En même temps, et à l’origine, la notion de séparatisme (ou d’irrédentisme) semble plutôt indiquer que des activistes d’un territoire donné, cherchent à rompre l’unité nationale du pays, à faire sécession, à quitter la république « une et indivisible », soit pour devenir indépendant, soit pour rejoindre une autre patrie. C’est ce qui s’est en effet passé en Alsace après la première guerre mondiale, par des groupes qui voulaient rejoindre l’Allemagne, dont l’Alsace avait fait partie de 1871 à 1918. Des visées séparatistes, souvent faussement qualifiés d’« autonomistes ». Pour certains leaders de l’époque, l’apothéose de leur projet s’est réalisée par l’annexion de l’Alsace (- Moselle) par l’empire nazi, de 1940 à 1945.
Après le retour à la France en 1945, ce séparatisme a fait place à une francisation très poussée, parfois brutale, cherchant notamment à éliminer l’utilisation de la langue allemande et de ses dialectes alsaciens, à l’école, dans les médias, dans l’administration publique, etc. Dès lors, cette notion de « séparatisme » peut réveiller de mauvais souvenirs dans une région comme l’Alsace. De l’aveu de Marlène Schiappa, ce mot a d’ailleurs été choisi à la place de « communautarisme » qui était censé réveiller d’autres craintes.

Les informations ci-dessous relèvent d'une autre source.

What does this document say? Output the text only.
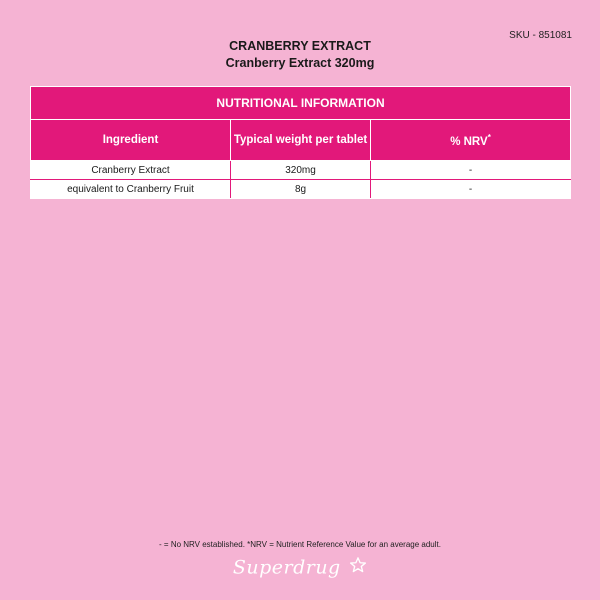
SKU - 851081
CRANBERRY EXTRACT
Cranberry Extract 320mg
NUTRITIONAL INFORMATION		
Ingredient	Typical weight per tablet	% NRV*
Cranberry Extract	320mg	-
equivalent to Cranberry Fruit	8g	-
- = No NRV established. *NRV = Nutrient Reference Value for an average adult.
Superdrug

Au vu de l’Histoire vécue en Alsace, le mot choisi aurait pu éveiller d’autres craintes : le danger d’une nouvelle répression des éléments qui font la force d’une identité régionale, sans s’opposer désormais à l’identité française, ni à celle européenne.
Cependant, l’Alsace avait gardé, après 1945, certains particularismes : une sécurité sociale plus avantageuse, un droit des associations plutôt favorable, des particularités du droit civil, comme la « faillite personnelle », étendue à la France depuis, des spécificités de la procédure civile, du droit de chasse, du livre foncier, etc. Une des spécificités particulières est aussi le maintien du Concordat (de Napoléon 1er), conduisant en particulier à une rémunération du clergé catholique, protestant et israélite par l’État et la possibilité de proposer des cours de catéchisme dans l’enseignement public. Ce sont des dispositions qui sont régulièrement attaquées, en fonction de la laïcité de la République. Cependant, chaque fois, le sentiment de l’identité alsacienne se réveille. En revanche, la notion de « blasphème » qui figurait encore dans le code pénal a été supprimée récemment, en accord avec les représentants des religions.
Une spécificité qui ne relève pas du droit mais de la politique, est que l’Alsace s’est exprimée généralement de façon plus européenne que la plupart des autres régions françaises, que ce soit lors du référendum sur le Traité de Maastricht, ou de celui sur la Constitution européenne de 2005. Et ce n’est pas simplement parce que Strasbourg est le siège du Conseil de l’Europe, de sa Cour Européenne des Droits de l’Homme et du Parlement Européen de l’Union Européenne. C’est aussi pour exprimer la volonté de développer des relations plus poussées dans l’ensemble du bassin d’emploi, que ce soit avec les länder allemands de Sarre, Rhénanie-Palatinat ou du Bade-Wurtemberg ou encore avec les cantons suisses frontaliers. Dans ce contexte, on peut regretter que la nouvelle collectivité alsacienne n’ait pas repris le logo de l’ancienne région Alsace. Ce dernier s’inspirait en effet de la situation géographique de l’Alsace, en y intégrant une des étoiles du drapeau européen. Le nouveau logo est certes typique, mais beaucoup plus banal : un bretzel en forme de « a ». Un avantage cependant : il est bilingue : « Alsace – Elsass ».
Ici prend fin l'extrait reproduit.